Mac had exactly one second to take it all in. Liam was crouched over his erstwhile opponent, swaying, blood on his temple, preparing for the new men’s attack. Perry was busy banging his adversary’s head against the side of the carriage.

Caroline rushed for Perry. Mac raised her knife, screamed bloody murder at the top of her lungs, and charged the guy with the hatchet.

For an instant her gaze met Liam’s, and then he was moving—straight between her and the hatchetman. The man with the gun was taking careful aim for Liam’s skull.

With a maneuver that would have made Wonder Woman proud, Mac changed directions, bent double, and used her head for a battering ram, hitting the gunman square in the stomach. He grunted and staggered back. The gun went off. Fighting dizziness, Mac stuck her knife to the hilt in the man’s hand. He wailed and dropped the gun.

It wasn’t over yet. She was about ready to dive for the gun when she saw Liam squared off with the hatchetman. Unarmed, and still swaying on his feet as if he might keel over with the next stiff breeze.

Instinct warred with sense. She didn’t know how to use the gun—but Liam did. She went for it, rolling, and grabbed it around the barrel. By the time she was on her feet again Liam was dodging the swing of the vicious axe and losing his balance.

Mac did the only thing she could think of. She swung the gun and clipped the hatchetman on the back of the skull with the butt just as he was ready to connect the blade of his axe with Liam’s neck.

The man fell. Liam tried to get up. Mac was going to him when something hit her from behind, and she was lying under the weight of the forgotten gunman, who had a knife to her throat.
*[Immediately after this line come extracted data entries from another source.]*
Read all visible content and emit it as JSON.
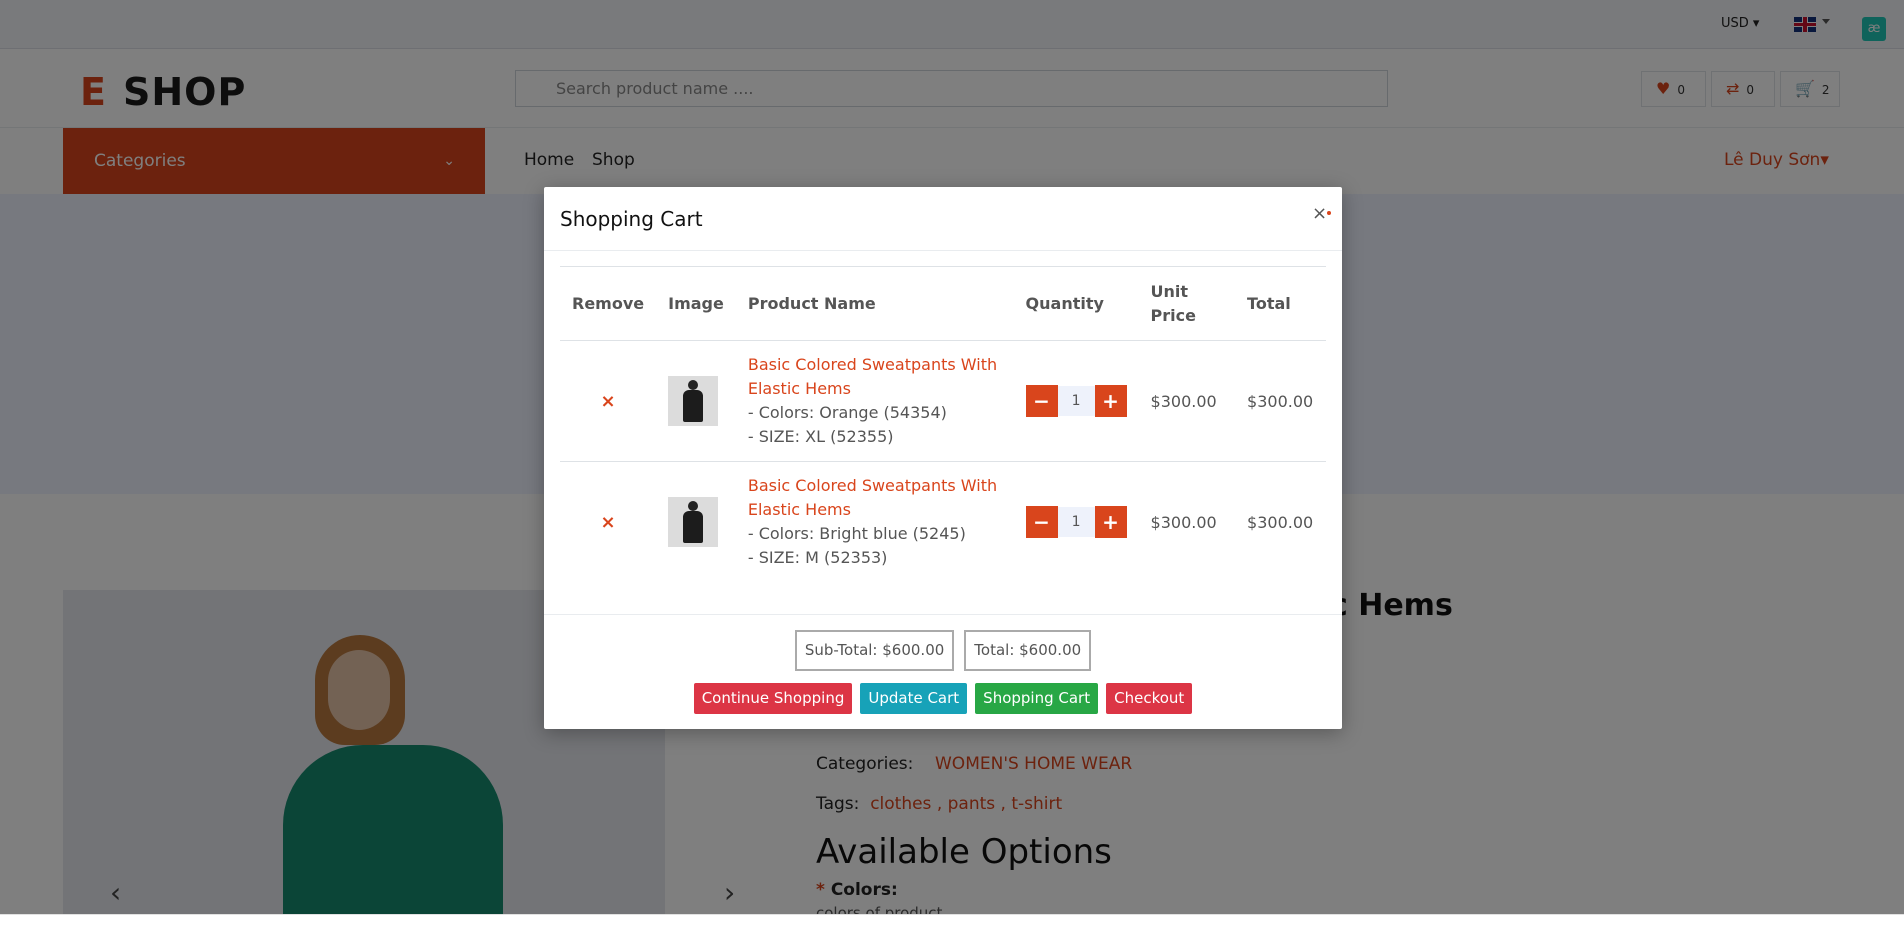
{
  "topbar": {
    "currency": "USD",
    "currency_caret": "▾",
    "language_flag": "uk-flag-icon",
    "extension_badge": "æ"
  },
  "header": {
    "logo_e": "E",
    "logo_text": "SHOP",
    "search_placeholder": "Search product name ....",
    "wishlist_icon": "heart-icon",
    "wishlist_count": "0",
    "compare_icon": "compare-icon",
    "compare_count": "0",
    "cart_icon": "cart-icon",
    "cart_count": "2"
  },
  "nav": {
    "categories_label": "Categories",
    "categories_chevron": "⌄",
    "home": "Home",
    "shop": "Shop",
    "user": "Lê Duy Sơn",
    "user_caret": "▾"
  },
  "product": {
    "title_fragment": "c Hems",
    "sku_fragment": "",
    "categories_label": "Categories:",
    "categories_value": "WOMEN'S HOME WEAR",
    "tags_label": "Tags:",
    "tags_value": "clothes , pants , t-shirt",
    "available_options": "Available Options",
    "colors_required": "*",
    "colors_label": "Colors:",
    "colors_sub": "colors of product",
    "prev_arrow": "‹",
    "next_arrow": "›"
  },
  "modal": {
    "title": "Shopping Cart",
    "close": "×",
    "columns": {
      "remove": "Remove",
      "image": "Image",
      "product_name": "Product Name",
      "quantity": "Quantity",
      "unit_price": "Unit Price",
      "total": "Total"
    },
    "items": [
      {
        "remove": "×",
        "name": "Basic Colored Sweatpants With Elastic Hems",
        "option_color": "- Colors: Orange (54354)",
        "option_size": "- SIZE: XL (52355)",
        "minus": "−",
        "qty": "1",
        "plus": "+",
        "unit_price": "$300.00",
        "total": "$300.00"
      },
      {
        "remove": "×",
        "name": "Basic Colored Sweatpants With Elastic Hems",
        "option_color": "- Colors: Bright blue (5245)",
        "option_size": "- SIZE: M (52353)",
        "minus": "−",
        "qty": "1",
        "plus": "+",
        "unit_price": "$300.00",
        "total": "$300.00"
      }
    ],
    "subtotal": "Sub-Total: $600.00",
    "total": "Total: $600.00",
    "buttons": {
      "continue": "Continue Shopping",
      "update": "Update Cart",
      "cart": "Shopping Cart",
      "checkout": "Checkout"
    }
  },
  "colors": {
    "brand": "#d9451c",
    "continue_btn": "#dc3545",
    "update_btn": "#17a2b8",
    "cart_btn": "#28a745",
    "checkout_btn": "#dc3545"
  }
}
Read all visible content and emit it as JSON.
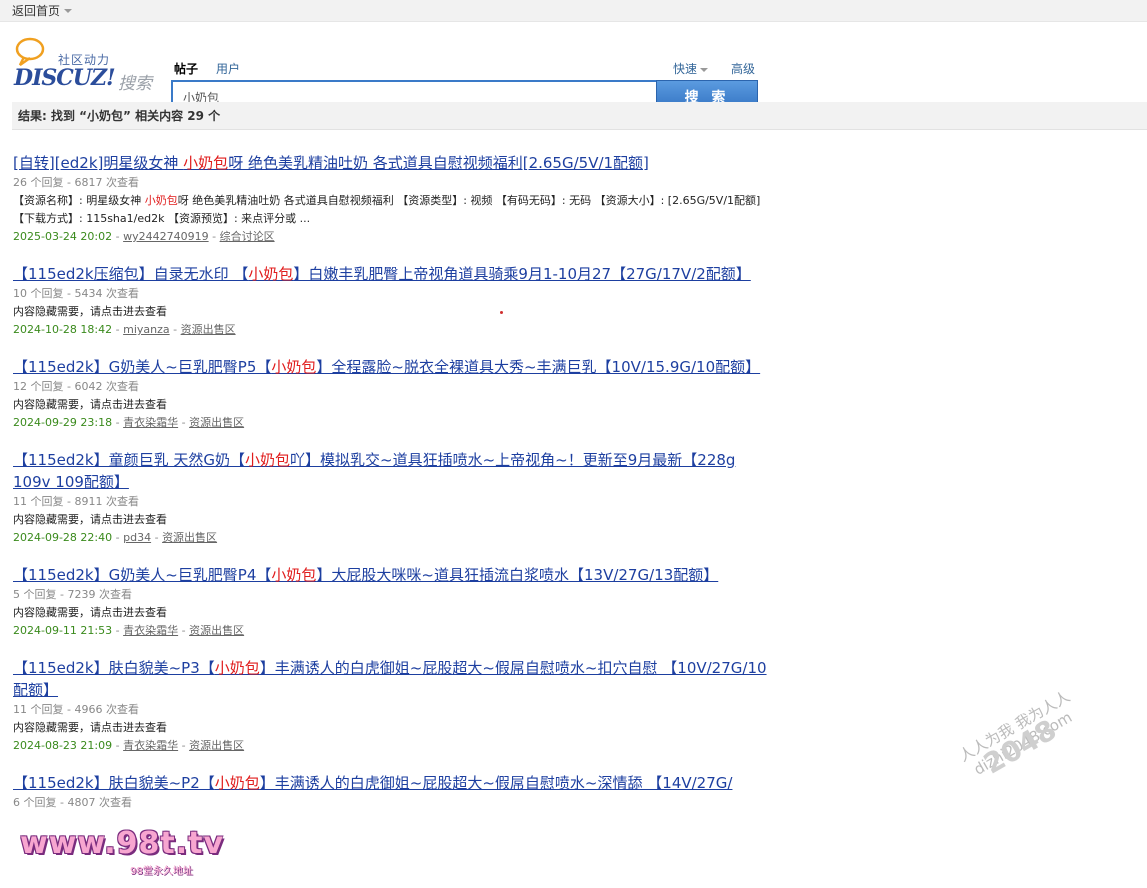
{
  "topbar": {
    "home_label": "返回首页"
  },
  "logo": {
    "tagline": "社区动力",
    "wordmark": "DISCUZ!",
    "search_word": "搜索"
  },
  "tabs": [
    {
      "label": "帖子",
      "active": true
    },
    {
      "label": "用户",
      "active": false
    }
  ],
  "search": {
    "value": "小奶包",
    "button_label": "搜 索",
    "quick_label": "快速",
    "advanced_label": "高级"
  },
  "result_summary": "结果: 找到 “小奶包” 相关内容 29 个",
  "results": [
    {
      "title_pre": "[自转][ed2k]明星级女神 ",
      "title_kw": "小奶包",
      "title_post": "呀 绝色美乳精油吐奶 各式道具自慰视频福利[2.65G/5V/1配额]",
      "meta": "26 个回复 - 6817 次查看",
      "desc_pre": "【资源名称】: 明星级女神 ",
      "desc_kw": "小奶包",
      "desc_post": "呀 绝色美乳精油吐奶 各式道具自慰视频福利 【资源类型】: 视频 【有码无码】: 无码 【资源大小】: [2.65G/5V/1配额] 【下载方式】: 115sha1/ed2k 【资源预览】: 来点评分或 ...",
      "date": "2025-03-24 20:02",
      "author": "wy2442740919",
      "forum": "综合讨论区"
    },
    {
      "title_pre": "【115ed2k压缩包】自录无水印 【",
      "title_kw": "小奶包",
      "title_post": "】白嫩丰乳肥臀上帝视角道具骑乘9月1-10月27【27G/17V/2配额】",
      "meta": "10 个回复 - 5434 次查看",
      "desc_pre": "内容隐藏需要，请点击进去查看",
      "desc_kw": "",
      "desc_post": "",
      "date": "2024-10-28 18:42",
      "author": "miyanza",
      "forum": "资源出售区"
    },
    {
      "title_pre": "【115ed2k】G奶美人~巨乳肥臀P5【",
      "title_kw": "小奶包",
      "title_post": "】全程露脸~脱衣全裸道具大秀~丰满巨乳【10V/15.9G/10配额】",
      "meta": "12 个回复 - 6042 次查看",
      "desc_pre": "内容隐藏需要，请点击进去查看",
      "desc_kw": "",
      "desc_post": "",
      "date": "2024-09-29 23:18",
      "author": "青衣染霜华",
      "forum": "资源出售区"
    },
    {
      "title_pre": "【115ed2k】童颜巨乳 天然G奶【",
      "title_kw": "小奶包",
      "title_post": "吖】模拟乳交~道具狂插喷水~上帝视角~！更新至9月最新【228g 109v 109配额】",
      "meta": "11 个回复 - 8911 次查看",
      "desc_pre": "内容隐藏需要，请点击进去查看",
      "desc_kw": "",
      "desc_post": "",
      "date": "2024-09-28 22:40",
      "author": "pd34",
      "forum": "资源出售区"
    },
    {
      "title_pre": "【115ed2k】G奶美人~巨乳肥臀P4【",
      "title_kw": "小奶包",
      "title_post": "】大屁股大咪咪~道具狂插流白浆喷水【13V/27G/13配额】",
      "meta": "5 个回复 - 7239 次查看",
      "desc_pre": "内容隐藏需要，请点击进去查看",
      "desc_kw": "",
      "desc_post": "",
      "date": "2024-09-11 21:53",
      "author": "青衣染霜华",
      "forum": "资源出售区"
    },
    {
      "title_pre": "【115ed2k】肤白貌美~P3【",
      "title_kw": "小奶包",
      "title_post": "】丰满诱人的白虎御姐~屁股超大~假屌自慰喷水~扣穴自慰 【10V/27G/10配额】",
      "meta": "11 个回复 - 4966 次查看",
      "desc_pre": "内容隐藏需要，请点击进去查看",
      "desc_kw": "",
      "desc_post": "",
      "date": "2024-08-23 21:09",
      "author": "青衣染霜华",
      "forum": "资源出售区"
    },
    {
      "title_pre": "【115ed2k】肤白貌美~P2【",
      "title_kw": "小奶包",
      "title_post": "】丰满诱人的白虎御姐~屁股超大~假屌自慰喷水~深情舔 【14V/27G/",
      "meta": "6 个回复 - 4807 次查看",
      "desc_pre": "",
      "desc_kw": "",
      "desc_post": "",
      "date": "",
      "author": "",
      "forum": ""
    }
  ],
  "watermarks": {
    "site98": "www.98t.tv",
    "site98_sub": "98堂永久地址",
    "site2048_big": "2048",
    "site2048_line1": "人人为我 我为人人",
    "site2048_line2": "dizhi2048.com"
  },
  "colors": {
    "link": "#1d3fa0",
    "keyword": "#e01c1c",
    "date": "#3a8a1c",
    "button": "#3a7ac8"
  }
}
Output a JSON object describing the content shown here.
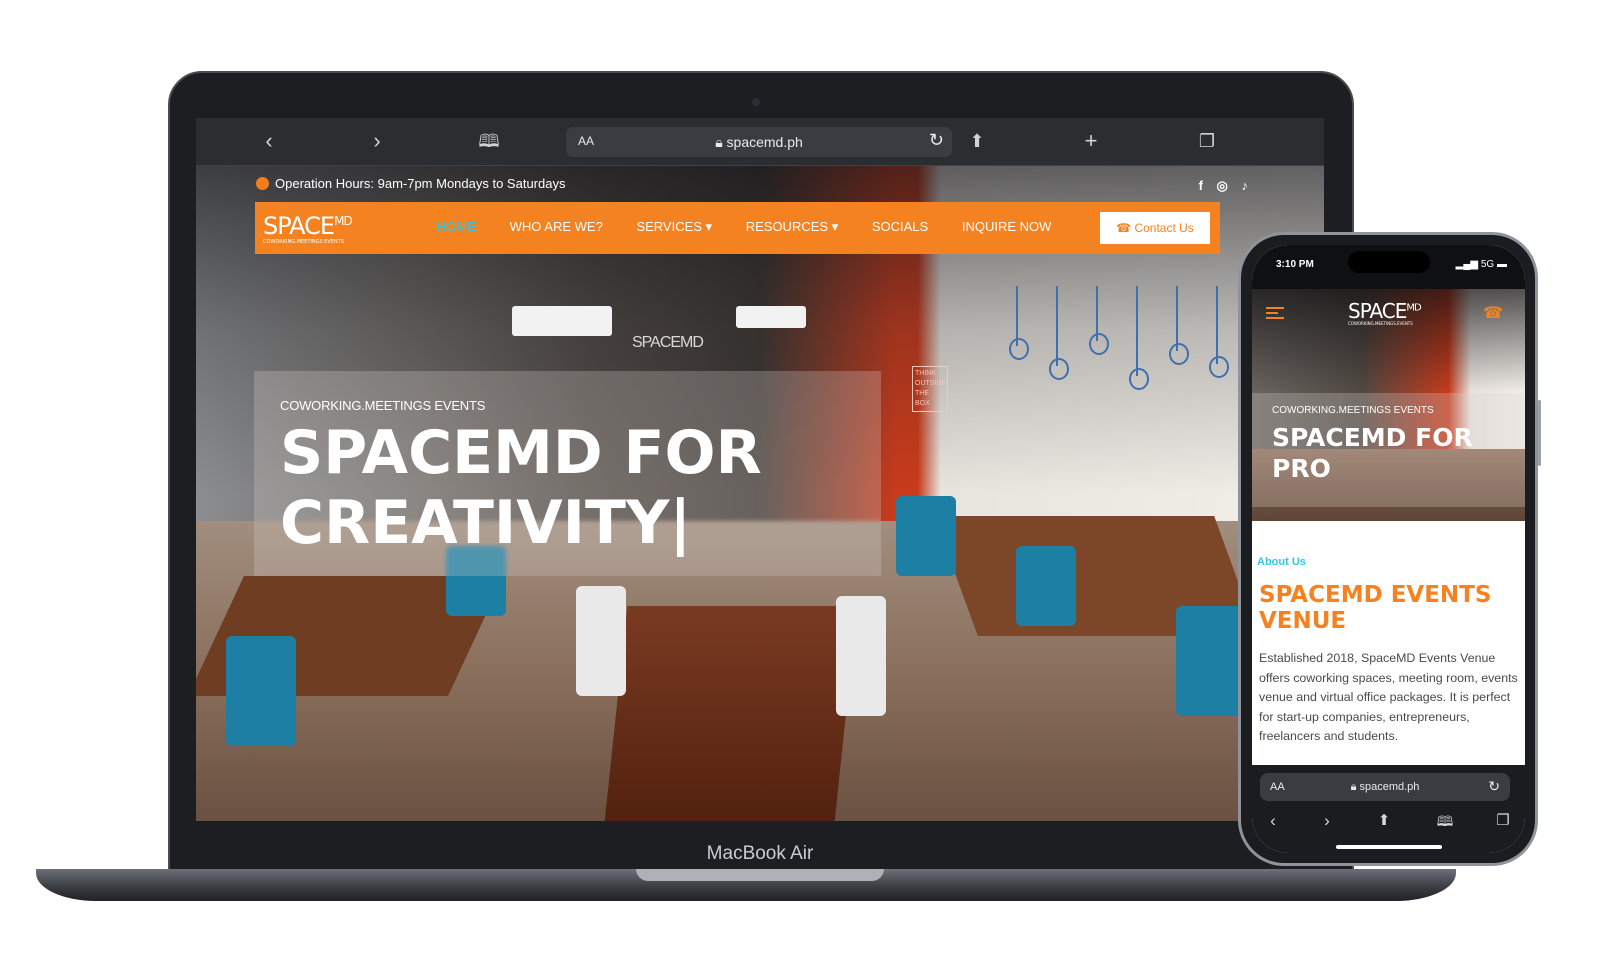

His wounded hand dripped blood onto her jacket.

Everything slowed down to a snail’s pace. Liam gave a cry Mac had never heard from any human being, made an aborted movement toward her and stopped when the tong enforcer pressed the knife blade against her skin.

She met Liam’s gaze and forgot the rest of the world. Her own danger meant nothing next to the pain and terror in his eyes.

The hatchetman raised his knife. Liam leaped up with an animal roar. Mac saw the knife descend, felt an explosive rush of air close to her cheek, heard a deafening bang, and then there was a great deal of blood and a man screaming in pain.

Part of her registered the sight of Perry standing by the carriage with a pistol in his hand… and a view of the man who’d been holding her, flat on his back, groaning, with a substantially larger hole in his arm than her knife had made.

“Mac!” Liam rasped, very close to her ear. “Mac—”

“I’m all right,” she gasped. “Perry—Oh, damn it, Caroline—”

She got Liam’s attention just in time. Perry’s first adversary had apparently recovered from the pounding Perry had given him, for he’d taken advantage of Perry’s distraction and grabbed Caroline. Caroline was fighting her captor like a banshee, all feet and little clenched fists; Perry was aiming his gun, as helpless to save her as Liam had been with the hatchetman.